The New York Times has a poignant piece about family separation today, separation that is occurring as a result of our broken immigration system. It details the story of Encarnación Bail Romero, a mother who was locked up after an immigration raid in Carthage, Missouri, and her two year old son, Carlos:
“My parents were poor, and they never gave me to anyone,” Ms. Bail recalled. “I was not going to give my son to anyone either.”
An adoption petition arrived at the jail a few weeks later. Ms. Bail, who cannot read Spanish, much less English, said she had a cellmate from Mexico translate. With the help of a guard and an English-speaking Guatemalan visitor, Ms. Bail wrote a response to the court.

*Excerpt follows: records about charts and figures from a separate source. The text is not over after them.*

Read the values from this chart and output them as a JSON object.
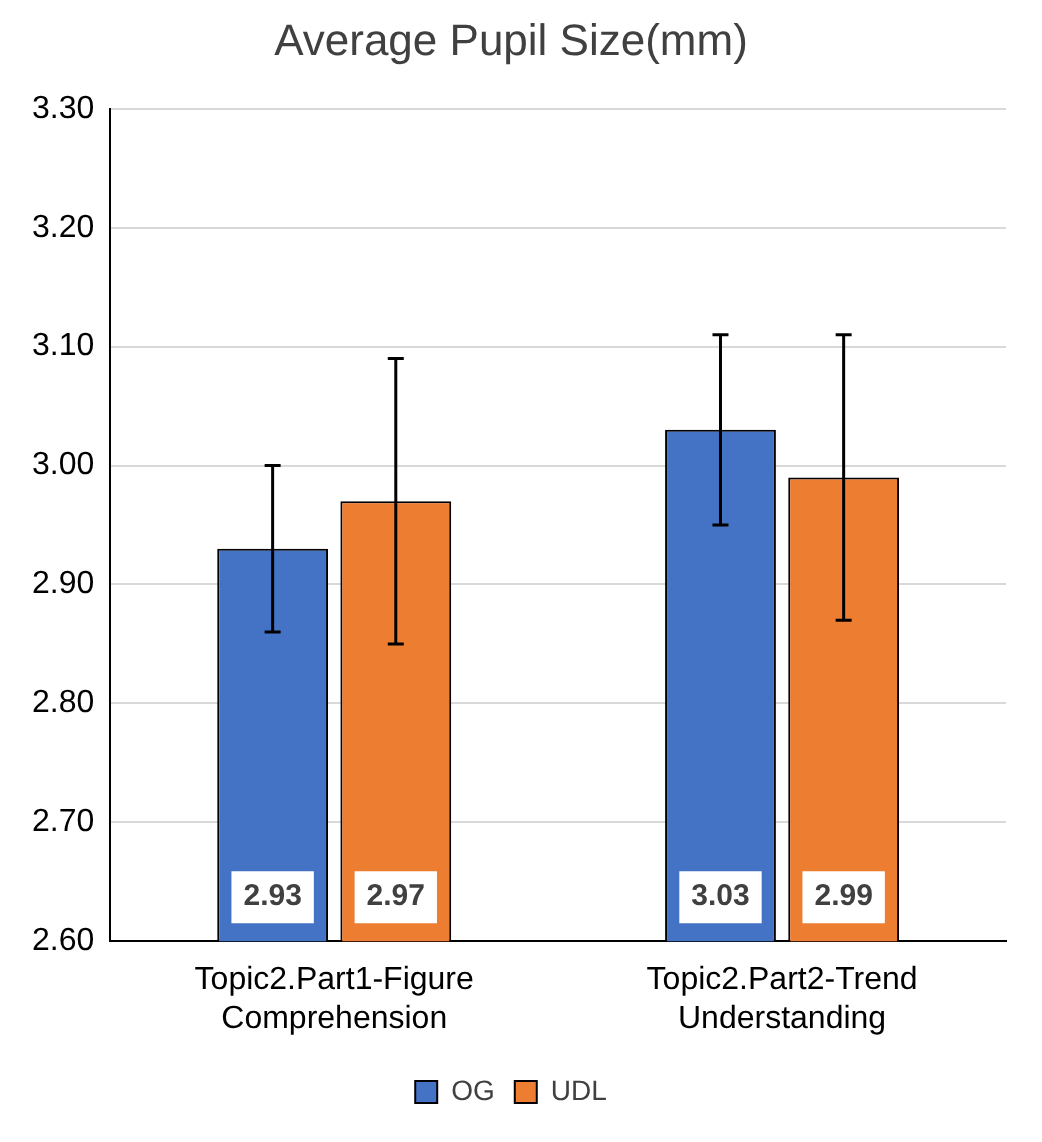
{
  "chart_data": {
    "type": "bar",
    "title": "Average Pupil Size(mm)",
    "categories": [
      "Topic2.Part1-Figure Comprehension",
      "Topic2.Part2-Trend Understanding"
    ],
    "series": [
      {
        "name": "OG",
        "color": "#4472c4",
        "values": [
          2.93,
          3.03
        ],
        "errors": [
          0.07,
          0.08
        ]
      },
      {
        "name": "UDL",
        "color": "#ed7d31",
        "values": [
          2.97,
          2.99
        ],
        "errors": [
          0.12,
          0.12
        ]
      }
    ],
    "ylim": [
      2.6,
      3.3
    ],
    "yticks": [
      {
        "value": 2.6,
        "label": "2.60"
      },
      {
        "value": 2.7,
        "label": "2.70"
      },
      {
        "value": 2.8,
        "label": "2.80"
      },
      {
        "value": 2.9,
        "label": "2.90"
      },
      {
        "value": 3.0,
        "label": "3.00"
      },
      {
        "value": 3.1,
        "label": "3.10"
      },
      {
        "value": 3.2,
        "label": "3.20"
      },
      {
        "value": 3.3,
        "label": "3.30"
      }
    ],
    "grid": "y",
    "legend": "bottom",
    "data_labels": true
  }
}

“I do not want my son to be adopted by anyone,” she scrawled on a sheet of notebook paper on Oct. 28, 2007. “I would prefer that he be placed in foster care until I am not in jail any longer. I would like to have visitation with my son.”

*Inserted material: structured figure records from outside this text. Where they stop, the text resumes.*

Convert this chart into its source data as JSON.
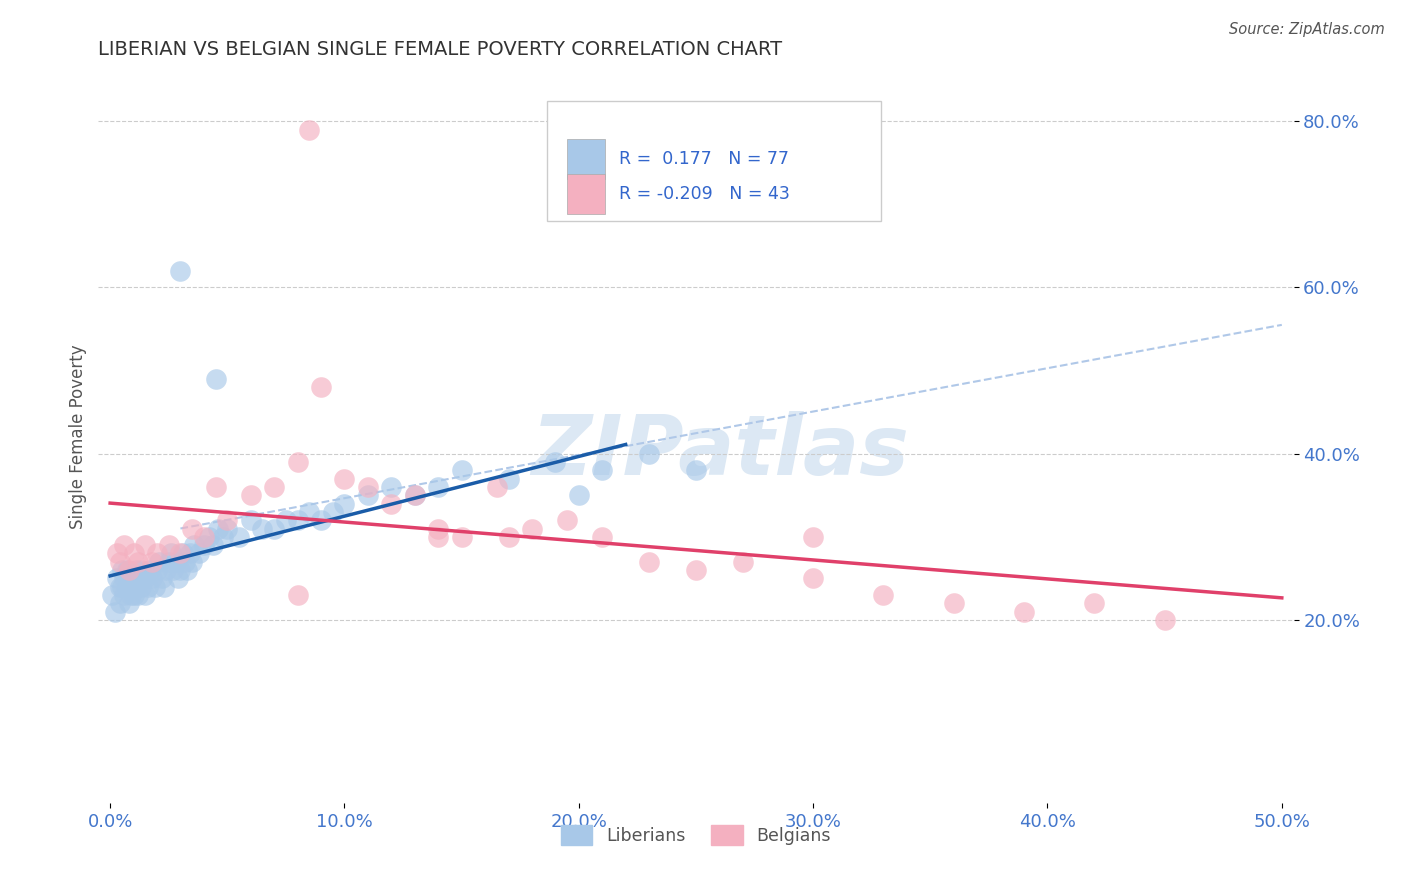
{
  "title": "LIBERIAN VS BELGIAN SINGLE FEMALE POVERTY CORRELATION CHART",
  "source": "Source: ZipAtlas.com",
  "ylabel": "Single Female Poverty",
  "xlim": [
    -0.005,
    0.505
  ],
  "ylim": [
    -0.02,
    0.86
  ],
  "x_ticks": [
    0.0,
    0.1,
    0.2,
    0.3,
    0.4,
    0.5
  ],
  "x_tick_labels": [
    "0.0%",
    "10.0%",
    "20.0%",
    "30.0%",
    "40.0%",
    "50.0%"
  ],
  "y_ticks": [
    0.2,
    0.4,
    0.6,
    0.8
  ],
  "y_tick_labels": [
    "20.0%",
    "40.0%",
    "60.0%",
    "80.0%"
  ],
  "liberian_color": "#a8c8e8",
  "belgian_color": "#f4b0c0",
  "liberian_line_color": "#1a5ca8",
  "belgian_line_color": "#e0406a",
  "dash_line_color": "#b0c8e8",
  "watermark": "ZIPatlas",
  "watermark_color": "#dce8f4",
  "R_liberian": 0.177,
  "N_liberian": 77,
  "R_belgian": -0.209,
  "N_belgian": 43,
  "liberian_x": [
    0.001,
    0.002,
    0.003,
    0.004,
    0.004,
    0.005,
    0.005,
    0.006,
    0.006,
    0.007,
    0.007,
    0.008,
    0.008,
    0.009,
    0.009,
    0.01,
    0.01,
    0.011,
    0.011,
    0.012,
    0.012,
    0.013,
    0.013,
    0.014,
    0.015,
    0.015,
    0.016,
    0.017,
    0.018,
    0.019,
    0.02,
    0.021,
    0.022,
    0.023,
    0.024,
    0.025,
    0.026,
    0.027,
    0.028,
    0.029,
    0.03,
    0.031,
    0.032,
    0.033,
    0.034,
    0.035,
    0.036,
    0.038,
    0.04,
    0.042,
    0.044,
    0.046,
    0.048,
    0.05,
    0.055,
    0.06,
    0.065,
    0.07,
    0.075,
    0.08,
    0.085,
    0.09,
    0.095,
    0.1,
    0.11,
    0.12,
    0.13,
    0.14,
    0.15,
    0.17,
    0.19,
    0.21,
    0.23,
    0.25,
    0.03,
    0.045,
    0.2
  ],
  "liberian_y": [
    0.23,
    0.21,
    0.25,
    0.24,
    0.22,
    0.26,
    0.24,
    0.23,
    0.25,
    0.24,
    0.26,
    0.22,
    0.25,
    0.23,
    0.24,
    0.25,
    0.23,
    0.24,
    0.26,
    0.23,
    0.25,
    0.24,
    0.26,
    0.25,
    0.23,
    0.25,
    0.24,
    0.26,
    0.25,
    0.24,
    0.26,
    0.27,
    0.25,
    0.24,
    0.26,
    0.27,
    0.28,
    0.26,
    0.27,
    0.25,
    0.26,
    0.28,
    0.27,
    0.26,
    0.28,
    0.27,
    0.29,
    0.28,
    0.29,
    0.3,
    0.29,
    0.31,
    0.3,
    0.31,
    0.3,
    0.32,
    0.31,
    0.31,
    0.32,
    0.32,
    0.33,
    0.32,
    0.33,
    0.34,
    0.35,
    0.36,
    0.35,
    0.36,
    0.38,
    0.37,
    0.39,
    0.38,
    0.4,
    0.38,
    0.62,
    0.49,
    0.35
  ],
  "belgian_x": [
    0.003,
    0.004,
    0.006,
    0.008,
    0.01,
    0.012,
    0.015,
    0.018,
    0.02,
    0.025,
    0.03,
    0.035,
    0.04,
    0.045,
    0.05,
    0.06,
    0.07,
    0.08,
    0.09,
    0.1,
    0.11,
    0.12,
    0.13,
    0.14,
    0.15,
    0.165,
    0.18,
    0.195,
    0.21,
    0.23,
    0.25,
    0.27,
    0.3,
    0.33,
    0.36,
    0.39,
    0.42,
    0.45,
    0.3,
    0.14,
    0.08,
    0.17,
    0.085
  ],
  "belgian_y": [
    0.28,
    0.27,
    0.29,
    0.26,
    0.28,
    0.27,
    0.29,
    0.27,
    0.28,
    0.29,
    0.28,
    0.31,
    0.3,
    0.36,
    0.32,
    0.35,
    0.36,
    0.39,
    0.48,
    0.37,
    0.36,
    0.34,
    0.35,
    0.31,
    0.3,
    0.36,
    0.31,
    0.32,
    0.3,
    0.27,
    0.26,
    0.27,
    0.25,
    0.23,
    0.22,
    0.21,
    0.22,
    0.2,
    0.3,
    0.3,
    0.23,
    0.3,
    0.79
  ],
  "background_color": "#ffffff",
  "grid_color": "#cccccc"
}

For the next 10 months, she said, she had no communication with the court. During that time, Judge Dally appointed a lawyer for Ms. Bail, but later removed him from the case after he pleaded guilty to charges of domestic violence.

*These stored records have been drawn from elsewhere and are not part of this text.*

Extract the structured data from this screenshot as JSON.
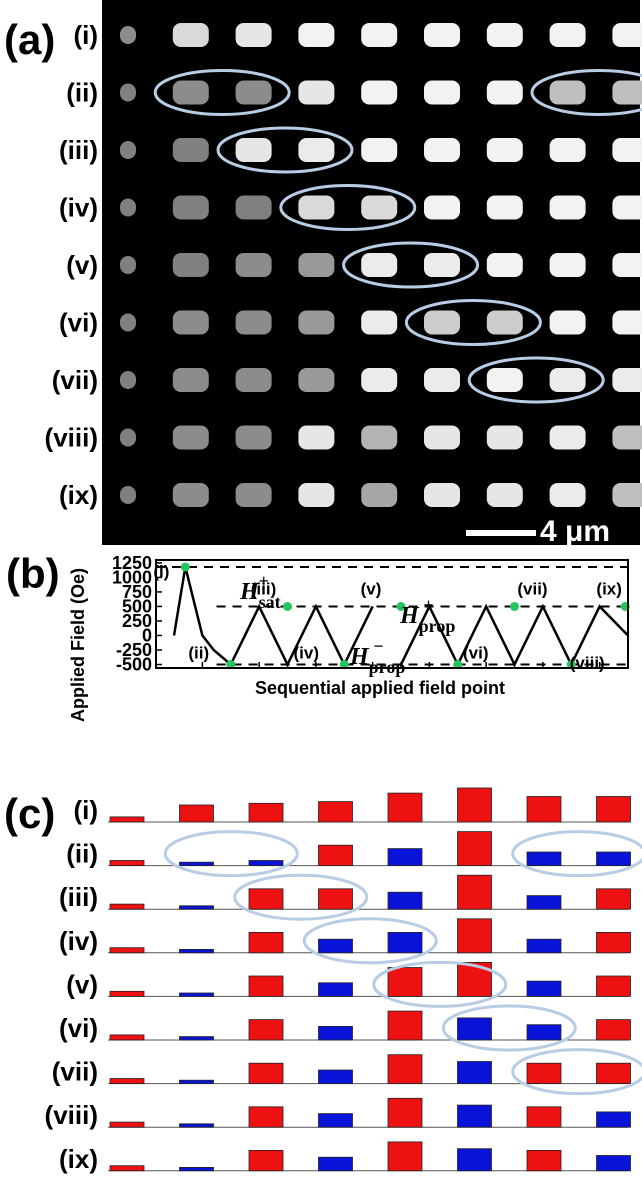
{
  "panels": {
    "a": {
      "letter": "(a)",
      "scale_bar": "4 μm"
    },
    "b": {
      "letter": "(b)"
    },
    "c": {
      "letter": "(c)"
    }
  },
  "row_labels": [
    "(i)",
    "(ii)",
    "(iii)",
    "(iv)",
    "(v)",
    "(vi)",
    "(vii)",
    "(viii)",
    "(ix)"
  ],
  "colors": {
    "positive": "#ee1111",
    "negative": "#0a14d8",
    "ellipse": "#b8cce4",
    "marker": "#22c55e"
  },
  "moke_images": {
    "columns": 9,
    "brightness": [
      [
        0.55,
        0.85,
        0.9,
        0.95,
        0.95,
        0.95,
        0.95,
        0.95,
        0.95
      ],
      [
        0.5,
        0.55,
        0.55,
        0.9,
        0.95,
        0.95,
        0.95,
        0.75,
        0.75
      ],
      [
        0.5,
        0.5,
        0.9,
        0.92,
        0.95,
        0.95,
        0.95,
        0.95,
        0.95
      ],
      [
        0.5,
        0.5,
        0.5,
        0.85,
        0.85,
        0.95,
        0.95,
        0.95,
        0.95
      ],
      [
        0.5,
        0.5,
        0.55,
        0.6,
        0.92,
        0.92,
        0.95,
        0.95,
        0.95
      ],
      [
        0.5,
        0.55,
        0.55,
        0.6,
        0.92,
        0.8,
        0.8,
        0.95,
        0.95
      ],
      [
        0.5,
        0.55,
        0.55,
        0.6,
        0.92,
        0.92,
        0.95,
        0.92,
        0.92
      ],
      [
        0.5,
        0.55,
        0.55,
        0.9,
        0.7,
        0.9,
        0.9,
        0.92,
        0.75
      ],
      [
        0.5,
        0.55,
        0.55,
        0.9,
        0.65,
        0.9,
        0.9,
        0.92,
        0.75
      ]
    ],
    "circled": [
      {
        "row": 1,
        "cols": [
          1,
          2
        ]
      },
      {
        "row": 1,
        "cols": [
          7,
          8
        ]
      },
      {
        "row": 2,
        "cols": [
          2,
          3
        ]
      },
      {
        "row": 3,
        "cols": [
          3,
          4
        ]
      },
      {
        "row": 4,
        "cols": [
          4,
          5
        ]
      },
      {
        "row": 5,
        "cols": [
          5,
          6
        ]
      },
      {
        "row": 6,
        "cols": [
          6,
          7
        ]
      }
    ]
  },
  "chart_data": [
    {
      "type": "line",
      "panel": "(b)",
      "ylabel": "Applied Field (Oe)",
      "xlabel": "Sequential applied field point",
      "yticks": [
        1250,
        1000,
        750,
        500,
        250,
        0,
        -250,
        -500
      ],
      "ylim": [
        -560,
        1300
      ],
      "xlim": [
        0,
        16
      ],
      "x": [
        0,
        0.4,
        1,
        1.4,
        2,
        3,
        4,
        5,
        6,
        7,
        8,
        9,
        10,
        11,
        12,
        13,
        14,
        15,
        16
      ],
      "y": [
        0,
        1180,
        0,
        -250,
        -500,
        500,
        -500,
        500,
        -500,
        500,
        -500,
        500,
        -500,
        500,
        -500,
        500,
        -500,
        500,
        0
      ],
      "gaps": [
        [
          7,
          9
        ]
      ],
      "points": [
        {
          "label": "(i)",
          "x": 0.4,
          "y": 1180
        },
        {
          "label": "(ii)",
          "x": 2,
          "y": -500
        },
        {
          "label": "(iii)",
          "x": 4,
          "y": 500
        },
        {
          "label": "(iv)",
          "x": 6,
          "y": -500
        },
        {
          "label": "(v)",
          "x": 8,
          "y": 500
        },
        {
          "label": "(vi)",
          "x": 10,
          "y": -500
        },
        {
          "label": "(vii)",
          "x": 12,
          "y": 500
        },
        {
          "label": "(viii)",
          "x": 14,
          "y": -500
        },
        {
          "label": "(ix)",
          "x": 15.9,
          "y": 500
        }
      ],
      "reference_lines": [
        {
          "name": "H_sat^+",
          "y": 1180
        },
        {
          "name": "H_prop^+",
          "y": 500
        },
        {
          "name": "H_prop^-",
          "y": -500
        }
      ],
      "annotations": {
        "sat": {
          "base": "H",
          "sub": "sat",
          "sup": "+"
        },
        "prop_plus": {
          "base": "H",
          "sub": "prop",
          "sup": "+"
        },
        "prop_minus": {
          "base": "H",
          "sub": "prop",
          "sup": "−"
        }
      }
    },
    {
      "type": "bar",
      "panel": "(c)",
      "rows": [
        "(i)",
        "(ii)",
        "(iii)",
        "(iv)",
        "(v)",
        "(vi)",
        "(vii)",
        "(viii)",
        "(ix)"
      ],
      "columns": 8,
      "series_note_colors": "red = positive, blue = negative",
      "values": [
        [
          0.15,
          0.5,
          0.55,
          0.6,
          0.85,
          1.0,
          0.75,
          0.75
        ],
        [
          0.15,
          -0.1,
          -0.15,
          0.6,
          -0.5,
          1.0,
          -0.4,
          -0.4
        ],
        [
          0.15,
          -0.1,
          0.6,
          0.6,
          -0.5,
          1.0,
          -0.4,
          0.6
        ],
        [
          0.15,
          -0.1,
          0.6,
          -0.4,
          -0.6,
          1.0,
          -0.4,
          0.6
        ],
        [
          0.15,
          -0.1,
          0.6,
          -0.4,
          0.85,
          1.0,
          -0.45,
          0.6
        ],
        [
          0.15,
          -0.1,
          0.6,
          -0.4,
          0.85,
          -0.65,
          -0.45,
          0.6
        ],
        [
          0.15,
          -0.1,
          0.6,
          -0.4,
          0.85,
          -0.65,
          0.6,
          0.6
        ],
        [
          0.15,
          -0.1,
          0.6,
          -0.4,
          0.85,
          -0.65,
          0.6,
          -0.45
        ],
        [
          0.15,
          -0.1,
          0.6,
          -0.4,
          0.85,
          -0.65,
          0.6,
          -0.45
        ]
      ],
      "circled": [
        {
          "row": 1,
          "cols": [
            1,
            2
          ]
        },
        {
          "row": 1,
          "cols": [
            6,
            7
          ]
        },
        {
          "row": 2,
          "cols": [
            2,
            3
          ]
        },
        {
          "row": 3,
          "cols": [
            3,
            4
          ]
        },
        {
          "row": 4,
          "cols": [
            4,
            5
          ]
        },
        {
          "row": 5,
          "cols": [
            5,
            6
          ]
        },
        {
          "row": 6,
          "cols": [
            6,
            7
          ]
        }
      ]
    }
  ]
}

Carlos was adopted by an American family, despite his mother’s wishes, and Encarnación has been deported to her native Guatemala. A lawyer who commented on the case said that, “in many cases, what state courts want to do ‘conflicts with what federal immigration agencies are supposed to do.'”
The immigration lawyer, Christopher Huck, argued:
“Then things spiral out of control,” Mr. Huck added, “and it ends up in these real unfortunate situations.”
Cases like those of Carlos and his mother shed light on just how dire the situation has become for many families in our country, as well as the pressing need for real reform of our immigration system.